The Los Alamos E-Print Archives is another democratic success. Arms writes, "The user interfaces have been designed to minimize the effort required to maintain the archive." Is this ideal? I believe the user should always come first, and that those developing and maintaining the archives should do everything possible to encourage smooth access to articles. Perhaps the grants cannot fund the cost of heavy maintenance.

An Architecture for Information in Digital Libraries
This article is very readable. I agree with the definition of a good user interface: "it can provide unsophisticated users with flexible access to rich and complicated information." The three basic principles for information architecture are also very user supportive, while understanding that those maintaining the collection should not be burdened with routine tasks. Since I have never been responsible for a DL, I am curious to see what the typical archive maintenance entails, and how some DLs use automatic maintenance to reduce human updating.

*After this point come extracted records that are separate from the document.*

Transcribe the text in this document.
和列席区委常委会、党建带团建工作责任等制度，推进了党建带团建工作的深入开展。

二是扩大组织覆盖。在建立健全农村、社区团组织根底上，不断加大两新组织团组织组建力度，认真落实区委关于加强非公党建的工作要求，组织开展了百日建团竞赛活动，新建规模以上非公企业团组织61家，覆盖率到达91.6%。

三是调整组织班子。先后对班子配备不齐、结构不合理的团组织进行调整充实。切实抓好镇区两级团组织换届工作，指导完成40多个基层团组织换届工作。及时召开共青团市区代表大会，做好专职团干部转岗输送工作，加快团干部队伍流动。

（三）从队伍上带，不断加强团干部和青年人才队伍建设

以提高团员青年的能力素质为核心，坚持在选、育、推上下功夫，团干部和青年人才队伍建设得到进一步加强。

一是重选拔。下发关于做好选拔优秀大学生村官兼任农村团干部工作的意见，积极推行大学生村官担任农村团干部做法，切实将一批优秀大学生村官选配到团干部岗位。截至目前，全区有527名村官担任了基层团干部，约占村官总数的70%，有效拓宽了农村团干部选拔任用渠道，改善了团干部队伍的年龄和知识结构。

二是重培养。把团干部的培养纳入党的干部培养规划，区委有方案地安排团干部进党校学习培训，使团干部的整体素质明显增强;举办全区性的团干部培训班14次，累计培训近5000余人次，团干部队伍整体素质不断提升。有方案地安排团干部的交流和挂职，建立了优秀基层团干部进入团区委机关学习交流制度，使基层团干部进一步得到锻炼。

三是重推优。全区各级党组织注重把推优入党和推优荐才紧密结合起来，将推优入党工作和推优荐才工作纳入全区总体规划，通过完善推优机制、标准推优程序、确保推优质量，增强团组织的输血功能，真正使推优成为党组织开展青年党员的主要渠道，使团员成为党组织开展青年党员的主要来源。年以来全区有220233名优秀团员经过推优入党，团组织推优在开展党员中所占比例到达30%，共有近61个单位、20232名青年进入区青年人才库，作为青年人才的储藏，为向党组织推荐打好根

What is a "legacy database"?

Saturday, September 6, 2008

Week 2 Muddiest Points and Question

I had several muddy points from the first class. The first concerns blog publishing. The PowerPoint for Week 1 says blogs should be posted by Friday night each week. In the CourseWeb syllabus it says "email responses for each week's readings should be submitted by midnight the Sunday before the class." I know we aren't supposed to email our comments, but when exactly should they be posted?

My second muddy point is about the meanings of digital libraries in the CS community (slide 18). What is an example of a networked multimedia information system, and how does it differ from the LIS version of the digital library as an online repository?

Third, are we supposed to have posted reading notes for Week 1's readings or begin with Week 2's readings?

My question for our next class is broad. "A Framework for Building Open Digital Libraries" and "Interoperability for Digital Objects and Repositories" went beyond my technological understanding in some parts. If my goal is to become a reference librarian or a general public librarian, how much of this will I need to comprehend to be successful? What aspects can I leave to an IT staff member and what aspects should I be able to handle myself?